International Travel House Ltd H1 FY26 – A Five-Star Ride or Just Another Cab Service with a Fancy Logo?
1. At a Glance
If “luxury travel” had a desi avatar, it would probably drive a Toyota Camry with an ITC sticker on it — meet International Travel House Ltd (ITHL), India’s OG travel management company and still the only one on Dalal Street that offers both air tickets and air-conditioned sarcasm. With a market cap of ₹320 crore, stock price at ₹400, and a P/E of just 12.2, this midcap looks like a sharply dressed chauffeur waiting for instructions from its rich parent — ITC Hotels.
The latest H1 FY26 results show revenue of ₹119.82 crore and PAT of ₹13.26 crore, slightly off from the last few quarters but still showing that corporate travel isn’t dead — just delayed by airport lounges. Quarterly revenue came in at ₹59.38 crore with a PAT of ₹6.39 crore, down 14% QoQ, probably because half the CXOs now prefer Zoom to Zermatt.
Still, the fundamentals look crisp — ROCE 24.1%, ROE 17.6%, Debt-to-Equity 0.01, and a dividend yield of 1.37%. The company is almost debt-free, runs 39 offices across 19 cities, and even flirts with electric vehicles. It’s like Ola Prime, but with boardrooms and business class tickets.
2. Introduction – The Grand Old Chauffeur of Indian Corporate Travel
Back in 1981, when “travel technology” meant a fax machine that worked twice a week, International Travel House Ltd rolled out its operations as India’s first listed travel company. Imagine — while airlines were still figuring out computerised ticketing, ITH was already issuing boarding passes with IATA’s blessing.
Fast forward to FY26, and the company continues to be India’s most sophisticated corporate travel partner, serving clients like Infosys, Reliance, Apple, Facebook, and the Tata Group. Basically, if you’ve ever booked a flight using someone else’s corporate card, odds are you were silently cruising on ITH’s backend systems.
ITH’s real secret? It’s the shadow extension of the ITC ecosystem. After all, ITC doesn’t just sell cigarettes and luxury hotels — it also ensures your airport pickup is on time. Post the 2023 restructuring, ITC’s hospitality businesses, including ITH, were transferred to ITC Hotels Ltd, consolidating all that business class synergy under one umbrella.

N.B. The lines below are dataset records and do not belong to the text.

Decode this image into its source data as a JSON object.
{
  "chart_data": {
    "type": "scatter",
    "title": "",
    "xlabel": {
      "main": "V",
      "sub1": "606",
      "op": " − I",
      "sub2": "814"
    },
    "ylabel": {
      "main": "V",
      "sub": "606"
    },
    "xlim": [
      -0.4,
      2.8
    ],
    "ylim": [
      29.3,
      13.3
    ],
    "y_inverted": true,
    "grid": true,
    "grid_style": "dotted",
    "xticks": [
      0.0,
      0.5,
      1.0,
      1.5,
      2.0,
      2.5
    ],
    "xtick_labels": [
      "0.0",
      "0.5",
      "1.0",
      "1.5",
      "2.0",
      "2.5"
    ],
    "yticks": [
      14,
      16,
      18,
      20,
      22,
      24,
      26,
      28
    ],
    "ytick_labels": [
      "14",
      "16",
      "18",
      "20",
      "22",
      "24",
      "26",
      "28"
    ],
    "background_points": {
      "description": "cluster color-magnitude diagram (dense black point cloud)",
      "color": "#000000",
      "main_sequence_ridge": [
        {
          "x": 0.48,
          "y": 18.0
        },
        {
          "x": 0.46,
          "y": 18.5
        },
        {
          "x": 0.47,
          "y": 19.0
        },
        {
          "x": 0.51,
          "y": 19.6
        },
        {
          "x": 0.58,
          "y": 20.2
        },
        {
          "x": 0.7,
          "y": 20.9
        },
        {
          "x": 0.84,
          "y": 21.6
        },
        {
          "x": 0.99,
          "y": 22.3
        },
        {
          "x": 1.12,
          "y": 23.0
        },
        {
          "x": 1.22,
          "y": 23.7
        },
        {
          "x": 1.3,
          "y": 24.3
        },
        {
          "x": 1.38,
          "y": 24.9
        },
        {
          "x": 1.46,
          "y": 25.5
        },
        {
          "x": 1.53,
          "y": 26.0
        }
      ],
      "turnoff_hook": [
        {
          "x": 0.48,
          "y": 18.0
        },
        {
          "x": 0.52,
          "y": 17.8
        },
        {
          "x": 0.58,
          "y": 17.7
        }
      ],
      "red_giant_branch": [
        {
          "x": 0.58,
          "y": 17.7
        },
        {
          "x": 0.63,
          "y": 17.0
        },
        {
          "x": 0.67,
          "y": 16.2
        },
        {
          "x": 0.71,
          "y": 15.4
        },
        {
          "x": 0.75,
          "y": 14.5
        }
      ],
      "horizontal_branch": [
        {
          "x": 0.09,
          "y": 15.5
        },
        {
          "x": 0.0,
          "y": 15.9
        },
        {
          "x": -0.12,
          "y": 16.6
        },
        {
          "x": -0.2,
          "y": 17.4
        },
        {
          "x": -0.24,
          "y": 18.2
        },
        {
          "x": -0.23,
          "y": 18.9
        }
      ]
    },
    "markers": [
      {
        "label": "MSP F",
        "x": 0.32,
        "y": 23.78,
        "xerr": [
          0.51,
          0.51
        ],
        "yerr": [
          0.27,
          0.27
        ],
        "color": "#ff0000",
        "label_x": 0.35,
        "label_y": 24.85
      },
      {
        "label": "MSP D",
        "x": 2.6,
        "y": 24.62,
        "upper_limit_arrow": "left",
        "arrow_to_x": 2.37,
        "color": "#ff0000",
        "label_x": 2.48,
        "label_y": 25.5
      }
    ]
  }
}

But let’s be honest: corporate travel in India has been a rollercoaster. Covid flattened the industry, then “revenge travel” revived it, and now rising airfares and tighter corporate budgets are bringing it back to sanity. Yet ITH somehow stays profitable, cushioned by elite clients and zero debt — a combination rarer than a punctual flight from Delhi to Mumbai.
3. Business Model – WTF Do They Even Do?
ITH runs a hybrid travel management model that combines corporate travel services, chauffeur-driven mobility, and holiday planning. Think of it as the Marriott of mobility — it doesn’t own planes, but it manages everything that gets you onto one.
Here’s the fun part — this isn’t your regular travel agent kiosk at the airport. ITH operates across four major verticals:
Car Rentals: 2,200+ cars, luxury sedans to SUVs, operating in 70+ locations. They even began EV fleet pilots in FY23. Because what screams sustainability better than an electric BMW taking a CEO to his private jet?
Business Travel: Manages bookings for large corporates with a self-booking portal, Visa concierge, VIP servicing, and 24×7 assistance. They basically exist to ensure your CFO never knows how much you spent on “business dinners.”
MICE (Meetings, Incentives, Conferences, Exhibitions): Bespoke event planning for corporates. If there’s a conference in Goa with PowerPoint slides and pool parties, odds are ITH planned it.
Leisure: Holiday packages, pickup-to-drop travel planning — because when corporates finally take a break, they like someone else to handle the itinerary (and the tantrums).
They also have a global reach through GlobalStar Travel Management, giving them access to 55+ countries. So, whether you’re flying to London for a meeting or to Las Vegas to “close a deal,” ITH’s network has your back — and your boarding pass.